Advisers and providers have had to turn 180 degrees and completely reassess what their priorities are when it comes to financial advice and products, and they face a huge range of options.
As everyone knows, annuities are no longer compulsory, and instead of just ticking a box to say ‘yes, please move my pension fund to another one of your pension products that guarantees me an income’, the pensioner now has to make a choice.
Many have heralded this as an exciting new era for today’s pensioners, but with extra freedom comes more responsibility. Understandably, pensioners have been getting frustrated with the poor returns from annuities over the past few years, exacerbated in part by the financial crisis.

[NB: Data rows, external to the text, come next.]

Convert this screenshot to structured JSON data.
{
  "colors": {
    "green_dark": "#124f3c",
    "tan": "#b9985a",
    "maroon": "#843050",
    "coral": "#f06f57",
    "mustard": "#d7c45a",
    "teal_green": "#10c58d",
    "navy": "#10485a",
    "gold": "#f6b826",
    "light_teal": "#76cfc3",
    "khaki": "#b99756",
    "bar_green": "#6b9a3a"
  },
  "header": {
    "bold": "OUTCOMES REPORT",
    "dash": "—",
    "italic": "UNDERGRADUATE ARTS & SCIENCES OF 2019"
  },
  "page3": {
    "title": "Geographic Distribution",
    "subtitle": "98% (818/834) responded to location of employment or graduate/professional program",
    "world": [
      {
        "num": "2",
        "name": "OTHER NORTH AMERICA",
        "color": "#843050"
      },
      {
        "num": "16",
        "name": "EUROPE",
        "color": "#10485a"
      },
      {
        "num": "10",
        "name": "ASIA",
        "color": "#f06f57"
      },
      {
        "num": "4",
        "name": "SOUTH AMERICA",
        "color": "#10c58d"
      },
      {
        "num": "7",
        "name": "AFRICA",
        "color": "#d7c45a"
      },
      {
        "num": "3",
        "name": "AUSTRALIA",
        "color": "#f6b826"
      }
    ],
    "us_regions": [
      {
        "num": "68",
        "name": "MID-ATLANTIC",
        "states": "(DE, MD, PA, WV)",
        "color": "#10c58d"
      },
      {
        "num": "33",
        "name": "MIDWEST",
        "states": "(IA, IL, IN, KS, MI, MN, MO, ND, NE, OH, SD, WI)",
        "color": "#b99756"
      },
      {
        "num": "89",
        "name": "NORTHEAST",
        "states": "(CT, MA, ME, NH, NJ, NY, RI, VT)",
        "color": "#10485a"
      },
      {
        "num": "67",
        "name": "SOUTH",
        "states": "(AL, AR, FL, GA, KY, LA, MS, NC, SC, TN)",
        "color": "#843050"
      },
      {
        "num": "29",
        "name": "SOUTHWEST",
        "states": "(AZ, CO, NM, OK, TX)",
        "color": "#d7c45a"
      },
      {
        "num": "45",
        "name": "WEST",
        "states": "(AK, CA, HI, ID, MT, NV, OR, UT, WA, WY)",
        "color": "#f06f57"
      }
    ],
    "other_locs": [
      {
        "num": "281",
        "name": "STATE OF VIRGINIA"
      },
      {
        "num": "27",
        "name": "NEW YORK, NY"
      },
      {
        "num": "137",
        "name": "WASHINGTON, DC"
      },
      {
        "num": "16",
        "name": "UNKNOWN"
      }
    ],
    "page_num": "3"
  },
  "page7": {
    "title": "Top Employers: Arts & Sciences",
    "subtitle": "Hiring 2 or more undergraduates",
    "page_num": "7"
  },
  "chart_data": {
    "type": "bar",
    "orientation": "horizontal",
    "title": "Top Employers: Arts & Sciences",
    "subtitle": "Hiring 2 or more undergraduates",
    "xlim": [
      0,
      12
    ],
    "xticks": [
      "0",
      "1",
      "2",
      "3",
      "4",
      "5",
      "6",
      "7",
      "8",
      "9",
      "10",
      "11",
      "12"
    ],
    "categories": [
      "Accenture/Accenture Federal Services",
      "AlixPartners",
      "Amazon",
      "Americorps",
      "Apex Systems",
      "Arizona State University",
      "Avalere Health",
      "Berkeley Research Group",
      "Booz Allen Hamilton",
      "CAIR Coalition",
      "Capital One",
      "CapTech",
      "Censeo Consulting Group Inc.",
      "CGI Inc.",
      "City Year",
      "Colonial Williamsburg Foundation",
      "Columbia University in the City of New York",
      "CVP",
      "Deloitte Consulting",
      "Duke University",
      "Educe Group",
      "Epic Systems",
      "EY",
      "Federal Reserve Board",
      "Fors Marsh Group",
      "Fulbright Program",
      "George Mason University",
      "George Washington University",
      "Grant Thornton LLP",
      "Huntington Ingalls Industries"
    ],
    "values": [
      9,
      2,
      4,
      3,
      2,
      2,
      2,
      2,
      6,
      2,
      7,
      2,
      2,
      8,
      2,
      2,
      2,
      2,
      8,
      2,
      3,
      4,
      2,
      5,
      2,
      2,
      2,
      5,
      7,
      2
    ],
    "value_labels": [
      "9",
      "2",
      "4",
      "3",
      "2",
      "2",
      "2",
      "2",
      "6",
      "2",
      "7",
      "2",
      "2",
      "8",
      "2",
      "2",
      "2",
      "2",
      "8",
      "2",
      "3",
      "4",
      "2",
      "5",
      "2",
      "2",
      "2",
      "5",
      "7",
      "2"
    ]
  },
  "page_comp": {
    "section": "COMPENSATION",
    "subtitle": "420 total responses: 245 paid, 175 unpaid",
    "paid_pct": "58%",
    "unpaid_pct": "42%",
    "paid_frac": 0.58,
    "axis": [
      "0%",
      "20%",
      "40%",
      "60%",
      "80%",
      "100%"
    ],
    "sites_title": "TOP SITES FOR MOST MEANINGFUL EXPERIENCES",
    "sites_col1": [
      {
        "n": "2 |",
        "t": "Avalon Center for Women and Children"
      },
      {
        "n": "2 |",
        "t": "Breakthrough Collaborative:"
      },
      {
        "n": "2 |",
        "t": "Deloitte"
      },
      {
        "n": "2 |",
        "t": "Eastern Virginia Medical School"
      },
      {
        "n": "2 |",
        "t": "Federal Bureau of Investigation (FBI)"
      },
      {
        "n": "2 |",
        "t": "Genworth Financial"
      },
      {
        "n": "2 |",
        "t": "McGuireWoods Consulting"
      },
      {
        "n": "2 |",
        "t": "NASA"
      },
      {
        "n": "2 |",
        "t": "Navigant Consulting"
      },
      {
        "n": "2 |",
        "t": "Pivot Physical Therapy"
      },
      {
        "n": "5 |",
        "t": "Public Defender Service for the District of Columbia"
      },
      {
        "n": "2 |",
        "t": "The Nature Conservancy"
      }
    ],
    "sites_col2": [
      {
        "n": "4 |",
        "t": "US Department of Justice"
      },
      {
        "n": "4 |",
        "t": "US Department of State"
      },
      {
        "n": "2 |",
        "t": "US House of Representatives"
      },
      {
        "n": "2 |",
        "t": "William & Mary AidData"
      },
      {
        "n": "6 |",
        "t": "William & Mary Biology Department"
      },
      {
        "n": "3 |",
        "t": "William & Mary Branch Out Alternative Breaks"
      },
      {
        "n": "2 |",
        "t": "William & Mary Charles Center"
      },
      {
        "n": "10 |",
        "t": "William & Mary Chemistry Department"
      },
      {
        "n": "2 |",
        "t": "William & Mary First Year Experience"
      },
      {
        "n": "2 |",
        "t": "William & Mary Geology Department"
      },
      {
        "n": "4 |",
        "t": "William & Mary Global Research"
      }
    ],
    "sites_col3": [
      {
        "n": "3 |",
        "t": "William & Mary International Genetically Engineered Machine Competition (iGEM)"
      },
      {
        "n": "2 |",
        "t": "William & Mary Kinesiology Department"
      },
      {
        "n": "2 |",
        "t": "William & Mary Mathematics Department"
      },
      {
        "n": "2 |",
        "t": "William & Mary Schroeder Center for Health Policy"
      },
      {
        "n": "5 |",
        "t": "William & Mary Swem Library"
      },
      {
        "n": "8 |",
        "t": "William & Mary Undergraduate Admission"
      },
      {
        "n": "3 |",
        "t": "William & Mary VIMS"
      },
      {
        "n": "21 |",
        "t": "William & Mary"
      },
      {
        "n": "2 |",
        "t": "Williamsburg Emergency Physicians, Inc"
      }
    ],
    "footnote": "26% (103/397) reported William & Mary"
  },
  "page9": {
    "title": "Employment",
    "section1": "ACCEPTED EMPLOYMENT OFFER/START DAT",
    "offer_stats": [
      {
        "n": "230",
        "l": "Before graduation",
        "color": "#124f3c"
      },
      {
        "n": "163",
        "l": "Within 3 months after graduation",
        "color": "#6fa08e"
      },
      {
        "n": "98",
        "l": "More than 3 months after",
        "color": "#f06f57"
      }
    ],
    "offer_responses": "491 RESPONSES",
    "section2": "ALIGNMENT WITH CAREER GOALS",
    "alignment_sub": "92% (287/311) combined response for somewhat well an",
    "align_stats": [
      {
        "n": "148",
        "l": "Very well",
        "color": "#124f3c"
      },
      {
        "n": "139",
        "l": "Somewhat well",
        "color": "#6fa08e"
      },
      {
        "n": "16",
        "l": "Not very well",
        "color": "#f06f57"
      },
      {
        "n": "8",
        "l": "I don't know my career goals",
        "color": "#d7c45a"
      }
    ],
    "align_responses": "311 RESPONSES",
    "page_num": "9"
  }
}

So the chancellor, George Osborne, has listened and said: “You decide”. The challenge is that no one knows how people will behave when they get access to this unlimited freedom. Will we spend it or choose wisely?
Attempts are being made to persuade people to be informed when making their decision, but ultimately it is the responsibility of the individual to get himself educated. With the affluent, well-informed pensioner, this is probably not too much of a problem. But what about the huge groundswell of the population who might not have thought too much about their finances until now?
Perhaps, by the time they get to retirement age, their minds are focused on what they will have to live on when they stop working. But even then, how many will be lured by unprincipled schemes that promise to double a client’s money by investing it in property in the Caribbean?
At least the FCA has told providers that they should shoulder some of the responsibility of pointing pensioners in the right direction.
But what of these providers? Gradually, they are starting to produce their new ‘freedom-friendly’ products that offer different variations of taking income at various stages. But will they all look the same in five years?
What about advisers? The advice landscape has just become more complicated – what happens with defined benefit schemes, for example, and how does one break down the different retirement needs for the last years of one’s life?
Retirement has changed as we have begun to live longer, and so paying for it has changed too. For advisers this must be an opportunity worth seizing.